A pause. “In controlled conditions. And that five months is the development time we still need before even thinking about clinical trials.”
“What if we accelerated? If we could show Mercer what the prototype can do—even in early stages—it would change the valuation, right?” Hope flutters in my chest like a trapped bird. “Could it save more jobs?”
A longer pause. I can practically hear Audrey's brilliant mind calculating possibilities.
“Maybe,” she says finally. “But we'd need to get it running consistently first. Real results, not just projections.”
“How quickly could we do that?”
“We’d have to quit working on anything but this.”
“Absolutely. ”
“And with our current staff and resources?” She makes a skeptical sound. “Two months minimum.”
“We have ten days,” I tell her. “Maybe less.”
“Jesus.” She takes a breath. “I'll need the whole team working overtime. And even then...”
“Make it happen,” I say, a new determination hardening my voice. “Please? Whatever you need, you've got it. This might be our only chance.”
“Lay, this is crazy. You know that, right?”
“I do. But at least it’s something. I can work with crazy. But I can’t work with nothing at all.”
“Understood. We'll get started right away.”
“Thank you, Audrey.”
Harold's files hit my inbox as I hang up. I scan them. And then immediately wish I hadn't.
Six weeks. Not seven.
My stomach lurches as the reality sinks in. I stare at the numbers, heart pounding, then lean back and press my hands over my face. Everything is worse than I thought.

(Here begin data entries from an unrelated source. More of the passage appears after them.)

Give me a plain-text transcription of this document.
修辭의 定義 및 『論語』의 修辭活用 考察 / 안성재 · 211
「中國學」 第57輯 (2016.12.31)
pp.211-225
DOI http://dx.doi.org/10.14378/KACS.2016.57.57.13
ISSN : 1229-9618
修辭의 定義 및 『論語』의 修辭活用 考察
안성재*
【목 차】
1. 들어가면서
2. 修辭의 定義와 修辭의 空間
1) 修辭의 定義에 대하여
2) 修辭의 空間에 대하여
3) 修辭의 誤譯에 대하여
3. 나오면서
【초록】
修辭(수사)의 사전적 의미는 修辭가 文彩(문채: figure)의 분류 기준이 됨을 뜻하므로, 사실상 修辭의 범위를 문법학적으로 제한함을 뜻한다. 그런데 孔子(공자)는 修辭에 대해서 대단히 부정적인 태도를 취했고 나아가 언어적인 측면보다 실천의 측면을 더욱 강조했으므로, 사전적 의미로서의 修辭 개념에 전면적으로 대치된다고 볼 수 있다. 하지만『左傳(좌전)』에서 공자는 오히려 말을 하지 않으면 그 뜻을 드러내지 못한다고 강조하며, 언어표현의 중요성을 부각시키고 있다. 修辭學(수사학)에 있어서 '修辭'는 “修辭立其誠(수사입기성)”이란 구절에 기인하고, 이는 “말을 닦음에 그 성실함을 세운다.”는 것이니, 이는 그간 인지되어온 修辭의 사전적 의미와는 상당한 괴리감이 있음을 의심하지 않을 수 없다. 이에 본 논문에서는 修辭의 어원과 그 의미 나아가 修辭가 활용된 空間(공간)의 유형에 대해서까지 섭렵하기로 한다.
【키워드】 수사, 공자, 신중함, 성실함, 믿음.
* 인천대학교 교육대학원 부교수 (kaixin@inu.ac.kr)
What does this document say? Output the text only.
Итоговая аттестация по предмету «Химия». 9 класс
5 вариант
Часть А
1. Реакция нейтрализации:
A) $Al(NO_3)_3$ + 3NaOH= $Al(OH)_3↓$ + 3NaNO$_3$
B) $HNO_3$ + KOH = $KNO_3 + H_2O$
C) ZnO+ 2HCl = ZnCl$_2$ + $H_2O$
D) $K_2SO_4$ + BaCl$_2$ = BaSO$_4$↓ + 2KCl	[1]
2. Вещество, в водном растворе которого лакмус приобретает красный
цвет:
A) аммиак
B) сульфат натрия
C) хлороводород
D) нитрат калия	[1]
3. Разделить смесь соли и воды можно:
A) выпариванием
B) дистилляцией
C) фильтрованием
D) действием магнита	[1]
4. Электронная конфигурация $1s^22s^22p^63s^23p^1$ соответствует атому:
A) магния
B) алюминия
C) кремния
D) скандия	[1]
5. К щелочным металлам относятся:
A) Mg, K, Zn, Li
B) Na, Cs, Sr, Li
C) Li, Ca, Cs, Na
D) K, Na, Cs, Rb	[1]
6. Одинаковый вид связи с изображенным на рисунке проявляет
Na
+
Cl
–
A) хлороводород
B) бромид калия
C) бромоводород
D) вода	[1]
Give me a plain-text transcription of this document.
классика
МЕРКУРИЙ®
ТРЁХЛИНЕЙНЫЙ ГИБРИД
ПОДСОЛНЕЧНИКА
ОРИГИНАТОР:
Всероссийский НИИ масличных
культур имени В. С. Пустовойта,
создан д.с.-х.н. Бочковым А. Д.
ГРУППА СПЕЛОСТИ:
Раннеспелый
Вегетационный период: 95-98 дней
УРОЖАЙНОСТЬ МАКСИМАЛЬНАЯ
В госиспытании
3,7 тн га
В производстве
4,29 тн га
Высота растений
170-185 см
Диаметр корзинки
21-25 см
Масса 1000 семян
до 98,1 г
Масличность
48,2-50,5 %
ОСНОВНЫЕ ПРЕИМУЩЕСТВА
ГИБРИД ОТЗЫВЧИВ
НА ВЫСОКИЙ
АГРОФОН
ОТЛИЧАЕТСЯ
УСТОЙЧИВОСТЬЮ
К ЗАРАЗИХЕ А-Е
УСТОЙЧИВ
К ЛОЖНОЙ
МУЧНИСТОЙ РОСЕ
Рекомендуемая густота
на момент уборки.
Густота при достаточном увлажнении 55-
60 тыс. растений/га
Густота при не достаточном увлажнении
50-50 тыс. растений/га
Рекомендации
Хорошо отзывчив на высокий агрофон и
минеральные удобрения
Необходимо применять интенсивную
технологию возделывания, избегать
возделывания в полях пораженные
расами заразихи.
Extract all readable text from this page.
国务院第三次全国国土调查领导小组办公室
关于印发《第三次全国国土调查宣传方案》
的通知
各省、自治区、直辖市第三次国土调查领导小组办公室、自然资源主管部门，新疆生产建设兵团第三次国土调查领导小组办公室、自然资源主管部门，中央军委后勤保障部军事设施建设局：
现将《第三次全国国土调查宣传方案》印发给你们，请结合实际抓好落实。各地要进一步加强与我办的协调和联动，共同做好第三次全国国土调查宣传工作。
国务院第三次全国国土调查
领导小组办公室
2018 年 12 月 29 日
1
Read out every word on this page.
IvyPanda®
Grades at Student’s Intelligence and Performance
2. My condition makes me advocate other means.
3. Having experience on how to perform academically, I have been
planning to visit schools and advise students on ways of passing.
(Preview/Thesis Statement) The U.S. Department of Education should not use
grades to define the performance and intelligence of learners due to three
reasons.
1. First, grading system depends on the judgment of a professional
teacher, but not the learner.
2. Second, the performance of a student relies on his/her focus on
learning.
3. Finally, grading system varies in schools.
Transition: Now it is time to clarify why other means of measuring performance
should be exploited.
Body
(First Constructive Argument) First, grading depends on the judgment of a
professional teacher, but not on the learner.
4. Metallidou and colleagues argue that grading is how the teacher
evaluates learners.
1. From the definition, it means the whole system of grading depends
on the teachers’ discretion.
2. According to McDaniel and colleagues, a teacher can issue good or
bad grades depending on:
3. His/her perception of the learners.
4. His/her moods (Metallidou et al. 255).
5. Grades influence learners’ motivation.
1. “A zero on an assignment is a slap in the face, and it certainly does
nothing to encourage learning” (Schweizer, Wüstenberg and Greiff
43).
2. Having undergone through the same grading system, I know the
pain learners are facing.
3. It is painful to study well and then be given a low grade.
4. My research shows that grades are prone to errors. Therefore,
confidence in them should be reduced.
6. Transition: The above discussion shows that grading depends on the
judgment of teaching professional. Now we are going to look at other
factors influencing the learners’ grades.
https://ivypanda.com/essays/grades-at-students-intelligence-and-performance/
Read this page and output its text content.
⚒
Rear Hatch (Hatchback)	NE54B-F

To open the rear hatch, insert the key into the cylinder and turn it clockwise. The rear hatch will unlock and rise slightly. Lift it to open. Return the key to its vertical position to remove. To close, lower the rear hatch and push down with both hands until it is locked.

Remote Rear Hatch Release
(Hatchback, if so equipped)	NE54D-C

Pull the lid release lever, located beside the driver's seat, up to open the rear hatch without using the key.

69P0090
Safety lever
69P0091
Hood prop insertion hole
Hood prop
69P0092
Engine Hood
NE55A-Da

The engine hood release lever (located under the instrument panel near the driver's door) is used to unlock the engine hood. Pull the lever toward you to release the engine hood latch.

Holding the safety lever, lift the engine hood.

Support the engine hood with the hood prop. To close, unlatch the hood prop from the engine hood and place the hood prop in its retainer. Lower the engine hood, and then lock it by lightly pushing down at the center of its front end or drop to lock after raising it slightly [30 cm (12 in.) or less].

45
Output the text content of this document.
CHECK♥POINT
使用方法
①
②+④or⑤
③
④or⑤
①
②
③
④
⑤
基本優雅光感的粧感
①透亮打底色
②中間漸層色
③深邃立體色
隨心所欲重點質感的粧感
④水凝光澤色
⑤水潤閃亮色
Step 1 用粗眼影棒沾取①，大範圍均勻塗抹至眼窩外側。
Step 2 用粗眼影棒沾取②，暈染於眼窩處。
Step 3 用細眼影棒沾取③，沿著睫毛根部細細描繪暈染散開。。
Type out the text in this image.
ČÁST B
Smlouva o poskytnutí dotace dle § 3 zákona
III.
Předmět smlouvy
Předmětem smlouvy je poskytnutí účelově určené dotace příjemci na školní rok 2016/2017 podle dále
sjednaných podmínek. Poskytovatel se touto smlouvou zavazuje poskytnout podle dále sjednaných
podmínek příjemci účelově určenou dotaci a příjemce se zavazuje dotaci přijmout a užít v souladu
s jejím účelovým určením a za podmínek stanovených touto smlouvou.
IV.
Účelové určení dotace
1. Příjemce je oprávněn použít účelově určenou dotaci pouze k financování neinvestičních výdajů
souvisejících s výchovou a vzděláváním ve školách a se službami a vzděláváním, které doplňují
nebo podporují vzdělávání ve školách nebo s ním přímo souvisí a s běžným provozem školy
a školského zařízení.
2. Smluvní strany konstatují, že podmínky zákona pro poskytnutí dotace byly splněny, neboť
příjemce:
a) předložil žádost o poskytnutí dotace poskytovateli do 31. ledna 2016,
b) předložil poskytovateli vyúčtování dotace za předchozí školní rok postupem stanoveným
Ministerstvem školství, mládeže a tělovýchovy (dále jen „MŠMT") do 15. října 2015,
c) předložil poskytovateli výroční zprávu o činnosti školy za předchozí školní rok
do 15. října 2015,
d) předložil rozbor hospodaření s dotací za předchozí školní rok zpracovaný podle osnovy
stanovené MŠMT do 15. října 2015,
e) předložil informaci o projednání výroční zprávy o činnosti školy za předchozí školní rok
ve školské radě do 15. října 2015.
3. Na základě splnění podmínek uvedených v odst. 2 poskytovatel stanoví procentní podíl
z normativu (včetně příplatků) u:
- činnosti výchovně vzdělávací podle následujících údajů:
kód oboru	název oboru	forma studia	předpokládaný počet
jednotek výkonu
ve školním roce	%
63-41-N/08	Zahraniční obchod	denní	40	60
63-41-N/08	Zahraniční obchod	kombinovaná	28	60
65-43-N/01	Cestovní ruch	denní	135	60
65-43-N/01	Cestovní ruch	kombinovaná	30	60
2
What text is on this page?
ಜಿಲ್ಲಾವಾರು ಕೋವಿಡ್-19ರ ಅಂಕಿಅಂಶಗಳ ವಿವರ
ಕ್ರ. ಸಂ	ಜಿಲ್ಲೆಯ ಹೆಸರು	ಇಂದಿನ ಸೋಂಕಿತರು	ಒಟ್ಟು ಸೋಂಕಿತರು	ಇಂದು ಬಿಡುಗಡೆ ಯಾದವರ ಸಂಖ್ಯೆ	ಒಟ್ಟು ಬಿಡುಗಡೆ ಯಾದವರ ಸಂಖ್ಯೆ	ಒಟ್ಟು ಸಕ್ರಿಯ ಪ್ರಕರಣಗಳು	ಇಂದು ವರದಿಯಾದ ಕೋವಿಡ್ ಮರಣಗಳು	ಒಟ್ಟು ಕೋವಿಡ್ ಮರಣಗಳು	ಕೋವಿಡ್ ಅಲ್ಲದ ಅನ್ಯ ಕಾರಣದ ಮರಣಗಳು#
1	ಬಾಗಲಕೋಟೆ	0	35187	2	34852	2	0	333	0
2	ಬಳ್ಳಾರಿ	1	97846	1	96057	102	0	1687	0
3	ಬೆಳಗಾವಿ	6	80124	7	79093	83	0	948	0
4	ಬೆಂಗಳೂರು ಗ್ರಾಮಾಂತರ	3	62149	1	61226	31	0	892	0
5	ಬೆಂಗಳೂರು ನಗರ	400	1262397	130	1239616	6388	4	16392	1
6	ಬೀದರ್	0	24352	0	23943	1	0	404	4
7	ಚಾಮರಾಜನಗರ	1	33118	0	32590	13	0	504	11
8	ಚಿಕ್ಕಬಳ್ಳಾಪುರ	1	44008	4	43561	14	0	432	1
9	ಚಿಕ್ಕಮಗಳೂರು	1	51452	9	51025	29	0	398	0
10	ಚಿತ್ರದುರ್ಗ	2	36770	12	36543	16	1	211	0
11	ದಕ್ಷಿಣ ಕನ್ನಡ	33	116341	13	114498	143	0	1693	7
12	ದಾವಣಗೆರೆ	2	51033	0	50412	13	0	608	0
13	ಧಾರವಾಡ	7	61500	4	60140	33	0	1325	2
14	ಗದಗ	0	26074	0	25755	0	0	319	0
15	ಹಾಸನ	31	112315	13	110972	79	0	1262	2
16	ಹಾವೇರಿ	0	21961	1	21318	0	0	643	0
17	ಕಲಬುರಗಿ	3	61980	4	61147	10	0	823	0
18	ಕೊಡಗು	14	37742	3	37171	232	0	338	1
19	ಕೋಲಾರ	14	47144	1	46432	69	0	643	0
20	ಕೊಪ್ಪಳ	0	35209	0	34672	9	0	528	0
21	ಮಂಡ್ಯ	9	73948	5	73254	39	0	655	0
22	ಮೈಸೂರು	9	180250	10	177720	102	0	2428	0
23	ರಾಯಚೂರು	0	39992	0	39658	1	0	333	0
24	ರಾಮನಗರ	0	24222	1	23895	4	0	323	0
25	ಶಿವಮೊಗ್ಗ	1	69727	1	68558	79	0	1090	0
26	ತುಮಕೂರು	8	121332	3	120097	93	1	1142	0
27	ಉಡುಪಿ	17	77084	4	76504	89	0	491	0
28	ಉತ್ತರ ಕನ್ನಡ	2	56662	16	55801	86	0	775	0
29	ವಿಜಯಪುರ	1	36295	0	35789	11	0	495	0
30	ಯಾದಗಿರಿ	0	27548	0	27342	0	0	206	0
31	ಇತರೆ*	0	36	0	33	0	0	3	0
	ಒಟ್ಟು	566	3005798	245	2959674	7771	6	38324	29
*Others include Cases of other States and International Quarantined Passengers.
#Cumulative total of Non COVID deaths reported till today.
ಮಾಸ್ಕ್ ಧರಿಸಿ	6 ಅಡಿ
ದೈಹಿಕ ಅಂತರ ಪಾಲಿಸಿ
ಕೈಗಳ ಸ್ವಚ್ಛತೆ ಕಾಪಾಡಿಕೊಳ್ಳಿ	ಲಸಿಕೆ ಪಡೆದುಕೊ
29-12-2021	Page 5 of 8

My phone buzzes with a text.
Serena:
Rooftop bar Saturday, 9PM. I've informed the universe you'll be there. Resistance is futile.
I manage a faint smile.
Me:
Fine. But make it tequila.
Serena:
That's my girl !
I tuck the phone aside. I can't stop the collapse right away. But maybe I can breathe. For a few hours, at least.
And then? Then I'll figure out how to save what's left of my father's legacy. Even if it means going toe-to-toe with the devastatingly handsome corporate shark who’s about to own us.